We show the world our brilliance. From the outside, we absolutely shine. 

 

 

 

And then there's our inner world. A world that feels messy and is fraught with struggle.

 

In that world there is all sorts of stuff. There's a non-stop critic who comes up with arguments and a slew of evidence to prove, once and for all, you are NOT ENOUGH. Not smart enough, pretty enough, skinny enough, not enough of a success.

 

Or worse, that you are broken, because you ____________________. 

 

But DO NOT, under any circumstances, let anyone know, because they will judge. And that, my friend, is worse than death. So stiff upper lip, and deal with it. Alone. 

 

The great tragedy of the role we play is that it prevents us from reaching out and asking for what we need.

 

But the truth is none of us has a perfect shine.

 

We ALL have our something, "big" or "little". And it is hard for us. 

 

It just is. 

 

Largely because we make it out to be so much worse in our heads.

 

We create such a pressure cooker of added tension when we keep it all bottled up and bubbling around.

 

Once we reach out, all that added tension is released.

 

Not only that, reaching out opens the flood gates for others to reach out, as well. And the collective pressure cooker, that we all live in starts to equalize.

 

There is a collective sigh of relief.

 

I witnessed this recently when a gregarious woman I know reached out to our tribe. Despite what I know to be true, I believed the shininess that is her role. I had no idea she was struggling. Or, wrapped up in my own stuff, I didn't even take in the cues.

 

She mustered her tremendous courage, and through her fear and trepidation, led by the belief that hers was a stigma-laden issue, she let us know what was going on for her.

 

And then she did one better, she asked for help.  

 

Whatever fears that were rolling around in her head about judgment were released almost immediately as nearly EVERY OTHER person in the group, responded:

 

Yep. Me too/variation on the theme. I'll be there.

 

There was no shock.
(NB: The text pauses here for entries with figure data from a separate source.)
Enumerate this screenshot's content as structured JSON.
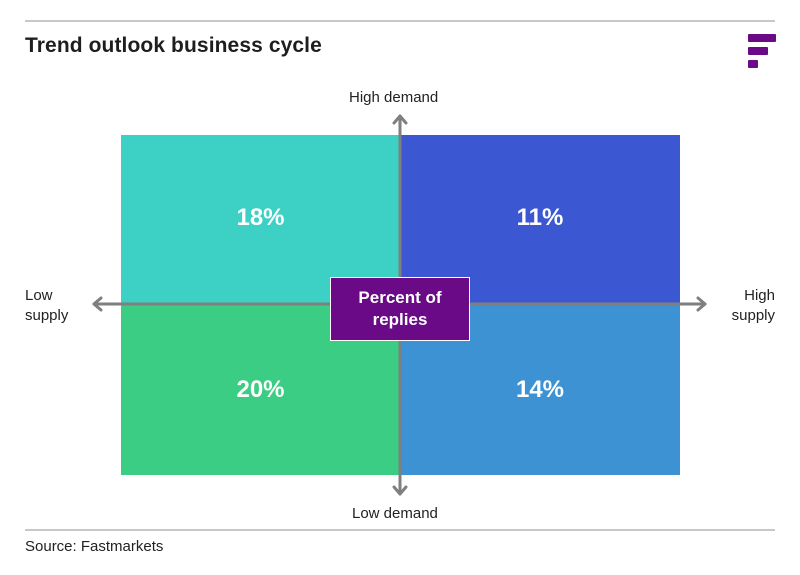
{
  "title": "Trend outlook business cycle",
  "source": "Source: Fastmarkets",
  "brand_color": "#6a0a86",
  "logo": "fastmarkets-logo-icon",
  "center_label": "Percent of replies",
  "axes": {
    "top": "High demand",
    "bottom": "Low demand",
    "left_line1": "Low",
    "left_line2": "supply",
    "right_line1": "High",
    "right_line2": "supply"
  },
  "quadrants": {
    "top_left": {
      "label": "18%",
      "color": "#3dd1c5"
    },
    "top_right": {
      "label": "11%",
      "color": "#3b58d2"
    },
    "bottom_left": {
      "label": "20%",
      "color": "#3ccd84"
    },
    "bottom_right": {
      "label": "14%",
      "color": "#3d92d3"
    }
  },
  "chart_data": {
    "type": "table",
    "title": "Trend outlook business cycle",
    "x_axis": [
      "Low supply",
      "High supply"
    ],
    "y_axis": [
      "High demand",
      "Low demand"
    ],
    "cells": [
      {
        "demand": "High demand",
        "supply": "Low supply",
        "value": 18
      },
      {
        "demand": "High demand",
        "supply": "High supply",
        "value": 11
      },
      {
        "demand": "Low demand",
        "supply": "Low supply",
        "value": 20
      },
      {
        "demand": "Low demand",
        "supply": "High supply",
        "value": 14
      }
    ],
    "unit": "Percent of replies"
  }
}
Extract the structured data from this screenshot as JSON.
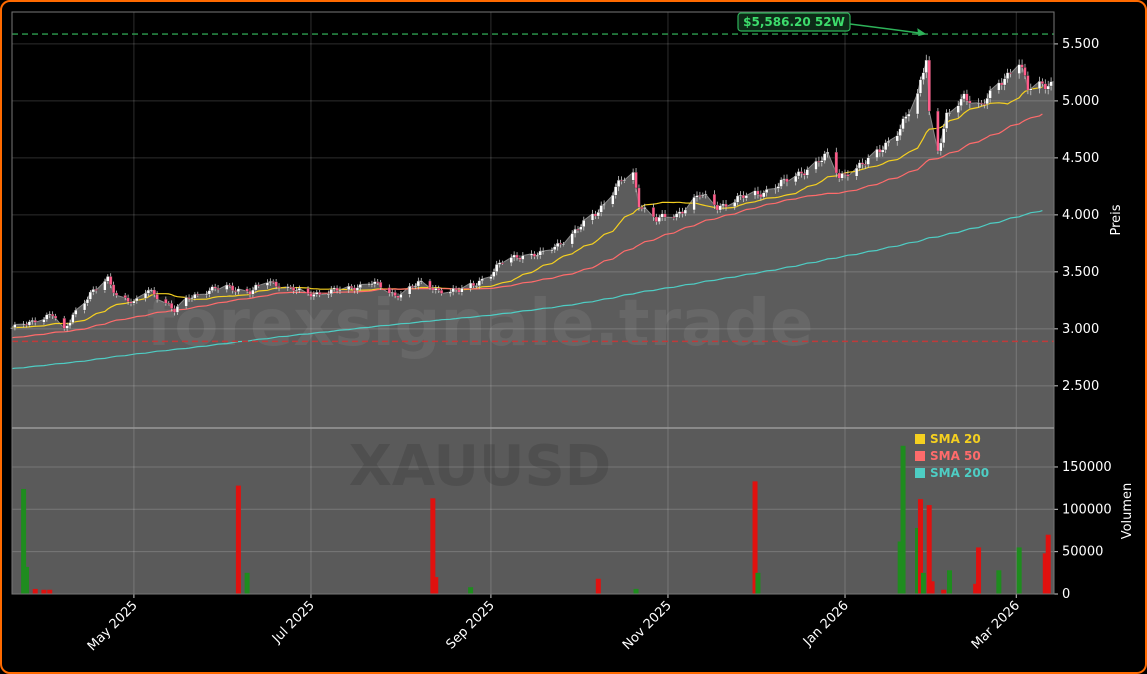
{
  "chart_data": {
    "type": "candlestick",
    "symbol_watermark": "XAUUSD",
    "site_watermark": "forexsignale.trade",
    "price_axis": {
      "label": "Preis",
      "ylim": [
        2130,
        5780
      ],
      "ticks": [
        2500,
        3000,
        3500,
        4000,
        4500,
        5000,
        5500
      ],
      "tick_labels": [
        "2.500",
        "3.000",
        "3.500",
        "4.000",
        "4.500",
        "5.000",
        "5.500"
      ]
    },
    "volume_axis": {
      "label": "Volumen",
      "ylim": [
        0,
        196000
      ],
      "ticks": [
        0,
        50000,
        100000,
        150000
      ],
      "tick_labels": [
        "0",
        "50000",
        "100000",
        "150000"
      ]
    },
    "x_axis": {
      "start": "2025-03-20",
      "end": "2026-03-14",
      "ticks": [
        "2025-05-01",
        "2025-07-01",
        "2025-09-01",
        "2025-11-01",
        "2026-01-01",
        "2026-03-01"
      ],
      "tick_labels": [
        "May 2025",
        "Jul 2025",
        "Sep 2025",
        "Nov 2025",
        "Jan 2026",
        "Mar 2026"
      ]
    },
    "hlines": [
      {
        "value": 5586.2,
        "color": "#2e9e4f",
        "style": "dashed"
      },
      {
        "value": 2890,
        "color": "#c03a3a",
        "style": "dashed"
      }
    ],
    "annotation": {
      "text": "$5,586.20 52W",
      "date": "2026-01-29",
      "value": 5586.2
    },
    "legend": {
      "placement": "top-right of volume panel",
      "entries": [
        {
          "label": "SMA 20",
          "color": "#f5d020"
        },
        {
          "label": "SMA 50",
          "color": "#ff6b6b"
        },
        {
          "label": "SMA 200",
          "color": "#4ecdc4"
        }
      ]
    },
    "price_path": [
      [
        "2025-03-20",
        3000
      ],
      [
        "2025-03-28",
        3080
      ],
      [
        "2025-04-03",
        3120
      ],
      [
        "2025-04-07",
        2980
      ],
      [
        "2025-04-10",
        3130
      ],
      [
        "2025-04-16",
        3300
      ],
      [
        "2025-04-22",
        3440
      ],
      [
        "2025-04-25",
        3300
      ],
      [
        "2025-05-01",
        3220
      ],
      [
        "2025-05-06",
        3350
      ],
      [
        "2025-05-12",
        3230
      ],
      [
        "2025-05-15",
        3150
      ],
      [
        "2025-05-20",
        3280
      ],
      [
        "2025-05-26",
        3330
      ],
      [
        "2025-06-02",
        3370
      ],
      [
        "2025-06-10",
        3320
      ],
      [
        "2025-06-16",
        3420
      ],
      [
        "2025-06-23",
        3360
      ],
      [
        "2025-06-30",
        3300
      ],
      [
        "2025-07-07",
        3330
      ],
      [
        "2025-07-14",
        3350
      ],
      [
        "2025-07-22",
        3410
      ],
      [
        "2025-07-30",
        3290
      ],
      [
        "2025-08-07",
        3400
      ],
      [
        "2025-08-14",
        3340
      ],
      [
        "2025-08-21",
        3330
      ],
      [
        "2025-08-26",
        3390
      ],
      [
        "2025-09-01",
        3480
      ],
      [
        "2025-09-05",
        3590
      ],
      [
        "2025-09-10",
        3640
      ],
      [
        "2025-09-18",
        3650
      ],
      [
        "2025-09-24",
        3740
      ],
      [
        "2025-09-30",
        3850
      ],
      [
        "2025-10-08",
        4040
      ],
      [
        "2025-10-16",
        4300
      ],
      [
        "2025-10-20",
        4350
      ],
      [
        "2025-10-22",
        4100
      ],
      [
        "2025-10-28",
        3960
      ],
      [
        "2025-11-04",
        4000
      ],
      [
        "2025-11-12",
        4180
      ],
      [
        "2025-11-18",
        4070
      ],
      [
        "2025-11-26",
        4150
      ],
      [
        "2025-12-04",
        4200
      ],
      [
        "2025-12-12",
        4300
      ],
      [
        "2025-12-22",
        4450
      ],
      [
        "2025-12-26",
        4520
      ],
      [
        "2025-12-30",
        4340
      ],
      [
        "2026-01-08",
        4450
      ],
      [
        "2026-01-14",
        4600
      ],
      [
        "2026-01-20",
        4750
      ],
      [
        "2026-01-26",
        5050
      ],
      [
        "2026-01-29",
        5400
      ],
      [
        "2026-01-30",
        4900
      ],
      [
        "2026-02-02",
        4550
      ],
      [
        "2026-02-05",
        4850
      ],
      [
        "2026-02-11",
        5050
      ],
      [
        "2026-02-17",
        4950
      ],
      [
        "2026-02-23",
        5150
      ],
      [
        "2026-03-02",
        5350
      ],
      [
        "2026-03-05",
        5100
      ],
      [
        "2026-03-10",
        5150
      ],
      [
        "2026-03-13",
        5150
      ]
    ],
    "shaded_area_until": "2026-03-14",
    "volume_spikes": [
      [
        "2025-03-24",
        124000,
        "up"
      ],
      [
        "2025-03-25",
        32000,
        "up"
      ],
      [
        "2025-03-28",
        6000,
        "down"
      ],
      [
        "2025-03-31",
        5000,
        "down"
      ],
      [
        "2025-04-02",
        5000,
        "down"
      ],
      [
        "2025-06-06",
        128000,
        "down"
      ],
      [
        "2025-06-09",
        25000,
        "up"
      ],
      [
        "2025-08-12",
        113000,
        "down"
      ],
      [
        "2025-08-13",
        20000,
        "down"
      ],
      [
        "2025-08-25",
        8000,
        "up"
      ],
      [
        "2025-10-08",
        18000,
        "down"
      ],
      [
        "2025-10-21",
        6000,
        "up"
      ],
      [
        "2025-12-01",
        133000,
        "down"
      ],
      [
        "2025-12-02",
        25000,
        "up"
      ],
      [
        "2026-01-20",
        62000,
        "up"
      ],
      [
        "2026-01-21",
        175000,
        "up"
      ],
      [
        "2026-01-26",
        78000,
        "up"
      ],
      [
        "2026-01-27",
        112000,
        "down"
      ],
      [
        "2026-01-28",
        25000,
        "up"
      ],
      [
        "2026-01-30",
        105000,
        "down"
      ],
      [
        "2026-01-31",
        15000,
        "down"
      ],
      [
        "2026-02-04",
        5000,
        "down"
      ],
      [
        "2026-02-06",
        28000,
        "up"
      ],
      [
        "2026-02-15",
        12000,
        "down"
      ],
      [
        "2026-02-16",
        55000,
        "down"
      ],
      [
        "2026-02-23",
        28000,
        "up"
      ],
      [
        "2026-03-02",
        55000,
        "up"
      ],
      [
        "2026-03-11",
        48000,
        "down"
      ],
      [
        "2026-03-12",
        70000,
        "down"
      ]
    ]
  }
}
No judgment.

 

Instead, there was awe in the face of her courage.

 

What her vulnerability allowed us to do was to see her, hear her, value her through additional layers and added richness.

 

We all have our something.

 

Her vulnerability allowed us all to witness our own humanity and breathe a giant sigh of relief in the knowledge that we are not alone in our struggles.  

 

Whatever it is that we are dealing with, the struggle is what it is to be human.

 

At the most profound level, it allowed us to connect. And in that connection we tap into a source of energy that is far greater than we are as individuals.

 

When we are plugged into that, we are simultaneously at peace and energized.

 

We are at our best - both compassionate and inspired. 

 

We are in awe.

 

It is precisely our messiness that connects us so deeply.

 

It gets us to that sublime place of peace and energy, compassion and inspiration.

 

And awe.

 

The practice is to get comfortable with it.